Um die Impf- und Testbereitschaft des Pflegepersonals zu fördern, hat der Kanton Genf – bislang als einziger in der Schweiz – zu einem drastischen Mittel gegriffen: Pflegefachpersonen, die sich weder impfen noch testen lassen wollen, müssen mit einer Geldbusse rechnen. Dieser Erlass tritt heute (23. August) in Genf in Kraft.
Aber darf ein Kanton überhaupt eine Busse androhen, wenn sich Personen einer bestimmten Berufsgruppe nicht impfen oder testen lassen wollen?
Epidemiengesetz als juristische Grundlage
Da hat sich der Kanton Genf weit vorgewagt: Mauro Poggia, Genfer Gesundheitsminister, erklärte vor zwei Wochen als erster schweizweit eine Bussen-Androhung ans Pflegepersonal: «Es geht ja nicht darum, Leute ins Gefängnis zu schicken. Doch wenn ein Pfleger einen Test verweigert – es sind ja nur Spucktests einmal die Woche, nicht mal Nasenstäbchen – dann muss er gebüsst werden.»
Genf begründet die Busse hauptsächlich mit dem Epidemiengesetz. Bis zu 5000 Franken sollen diese betragen. Testunwillige Pflegende können durch die Heimleitung versetzt werden – weg von möglicherweise besonders gefährdeten Heimbewohnern – denen trotz eigener Impfung eine Ansteckung drohen kann.
Verhältnismässigkeitsprinzip nicht gewährleistet?
Mit dieser personalrechtlichen Sanktion sei der Zweck des Epidemiengesetzes erfüllt, sagt Jurist Markus Mohler, der an der Volkshochschule beider Basel als Dozent für öffentliches, Sicherheits- und Polizeirecht tätig ist. Die Busse widerspreche deshalb dem verfassungsmässigen Verhältnismässigkeitsprinzip. Wer bereits versetzt sei, dürfe nicht auch noch gebüsst werden. «Weil es auch nicht erforderlich ist, um das Ziel zu erreichen», so Mohler weiter.
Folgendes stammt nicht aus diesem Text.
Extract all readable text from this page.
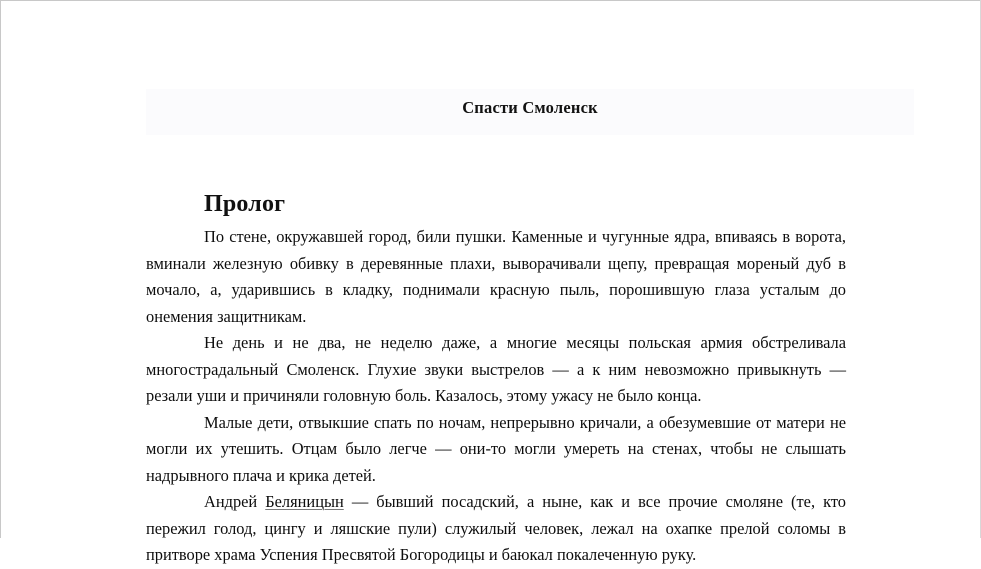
Спасти Смоленск
Пролог

По стене, окружавшей город, били пушки. Каменные и чугунные ядра, впиваясь в ворота, вминали железную обивку в деревянные плахи, выворачивали щепу, превращая мореный дуб в мочало, а, ударившись в кладку, поднимали красную пыль, порошившую глаза усталым до онемения защитникам.

Не день и не два, не неделю даже, а многие месяцы польская армия обстреливала многострадальный Смоленск. Глухие звуки выстрелов — а к ним невозможно привыкнуть — резали уши и причиняли головную боль. Казалось, этому ужасу не было конца.

Малые дети, отвыкшие спать по ночам, непрерывно кричали, а обезумевшие от матери не могли их утешить. Отцам было легче — они-то могли умереть на стенах, чтобы не слышать надрывного плача и крика детей.

Андрей Беляницын — бывший посадский, а ныне, как и все прочие смоляне (те, кто пережил голод, цингу и ляшские пули) служилый человек, лежал на охапке прелой соломы в притворе храма Успения Пресвятой Богородицы и баюкал покалеченную руку.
«Die personalrechtliche Sanktion erreicht das Ziel, diese nicht geimpften Pflegepersonen dürfen dort nicht mehr arbeiten. Ende der Durchsage. Da ist der Zweck erreicht. Dann braucht es nicht obendrauf, nach dem Motto doppelt genäht hält besser, noch eine Busse. Sie bringt nichts mehr, sie ist nicht erforderlich und auch nicht geeignet, irgendeinen Patienten zu schützen.»
Nicht getestetes Personal zu versetzen, um Patienten in Heimen zu schützen, das sei zweckmässig und genüge, ist Mohler überzeugt. Die Genfer Gesundheitsdirektion aber hält an der Rechtmässigkeit der Busse fest und schreibt. «Der Entscheid trägt dem Grundsatz der Verhältnismässigkeit Rechnung und wägt die betroffenen Interessen ab.»